Las brechas digitales de México

Una de las últimas y más trascendentes innovaciones en internet es la “moneda” bitcoin, que a partir de 2009 es accesible a todos los usuarios de la red para adquirir bienes o servicios vía comercio digital. La primera gran batalla de este invento fue la necesidad de ser admitida formalmente por los reguladores de Estados Unidos. Al final de varios años de intenso debate, el Tesoro estadounidense tomó la decisión de no admitirla como moneda, pero se le dio la categoría de ser un “bien” o una “propiedad” y cayó bajo la regulación del Departamento de Economía. De ahí el liderazgo económico de Estados Unidos. Siempre con la capacidad institucional para adaptarse a la innovación y catalizar su crecimiento.

La semana pasada, las computadoras Dell anunciaron que aceptarán bitcoins para que sus consumidores adquieran PC. Es la empresa más grande del mundo, hasta ahora, que da este paso en el comercio digital.

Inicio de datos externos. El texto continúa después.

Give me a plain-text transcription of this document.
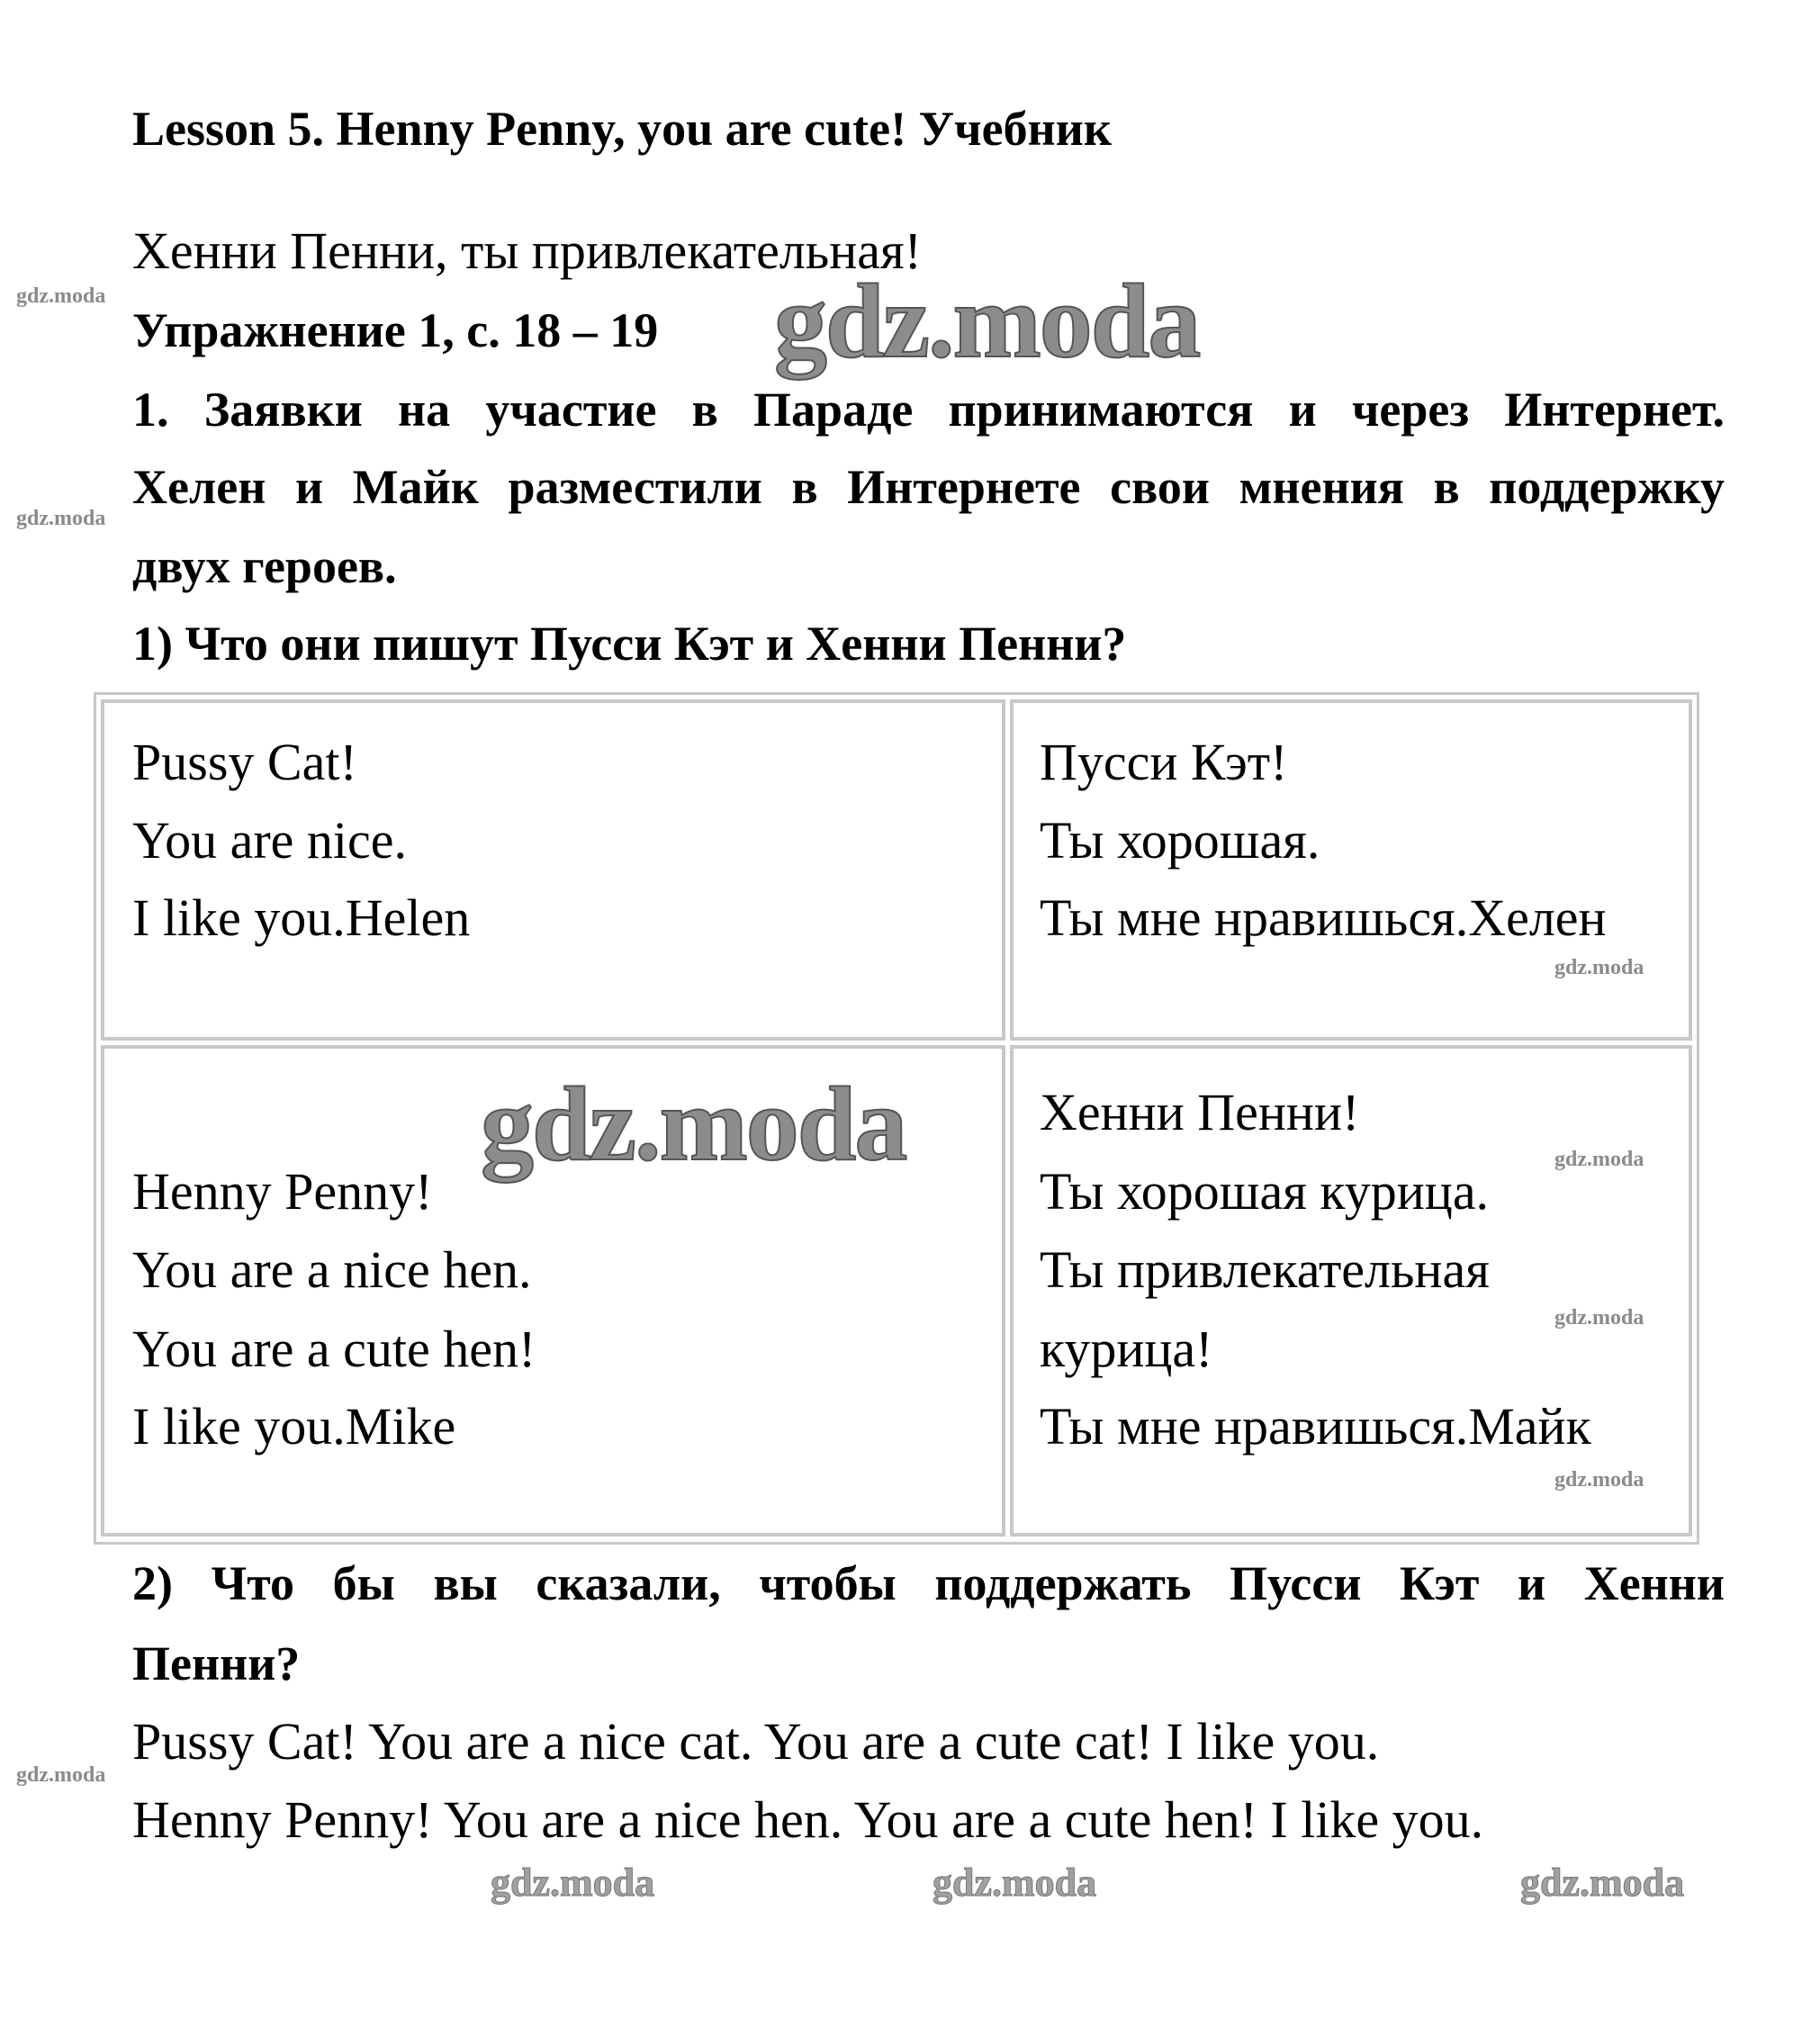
Lesson 5. Henny Penny, you are cute! Учебник
Хенни Пенни, ты привлекательная!
Упражнение 1, с. 18 – 19
1. Заявки на участие в Параде принимаются и через Интернет.
Хелен и Майк разместили в Интернете свои мнения в поддержку
двух героев.
1) Что они пишут Пусси Кэт и Хенни Пенни?
Pussy Cat!
You are nice.
I like you.Helen
Пусси Кэт!
Ты хорошая.
Ты мне нравишься.Хелен
Henny Penny!
You are a nice hen.
You are a cute hen!
I like you.Mike
Хенни Пенни!
Ты хорошая курица.
Ты привлекательная
курица!
Ты мне нравишься.Майк
2) Что бы вы сказали, чтобы поддержать Пусси Кэт и Хенни
Пенни?
Pussy Cat! You are a nice cat. You are a cute cat! I like you.
Henny Penny! You are a nice hen. You are a cute hen! I like you.
gdz.moda
gdz.moda
gdz.moda
gdz.moda
gdz.moda
gdz.moda
gdz.moda
gdz.moda
gdz.moda
gdz.moda	gdz.moda	gdz.moda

Ya otros, Dish y Expeida, por ejemplo, habían adoptado bitcoins como medio de pago.

Todo esto ocurre en el mundo más avanzado de la economía digital mientras en México comienza a penas –ya veremos si con éxito o no– el tan esperado y dilatado “apagón digital”. El apagón es indispensable para que se libere el espectro de 700 Mghz, necesario para la red troncal de banda ancha que se licitaría, según lo que se estableció en el Pacto por México y en la reforma de telecomunicaciones.

Somos un país de contrastes en todo. Con un alto número de usuarios de internet, Facebook y Twitter, pero con una muy baja penetración, con pésimo servicio de banda ancha –lento y caro– y con una muy pequeña economía digital. Los mexicanos no confiamos en internet para hacer nuestras compras. Es más, para que no uses tu tarjeta de crédito, los sitios de venta en línea ofrecen que pagues en efectivo en tu casa, cuando te lleven el producto: la tienda digital y el cobrador de a pie, algo digno del realismo mágico mexicano.

Mientras nuestros vecinos le ponen el acelerador a su comercio digital, industrialización y productividad, aquí, a pesar de tanta evidencia, no pasamos a la implementación de los cambios urgentes que exige el desarrollo económico. Crecimiento económico que debe garantizar mayor equidad en nuestra sociedad. De lo contrario, todo habrá sido para ahondar los problemas más graves de México.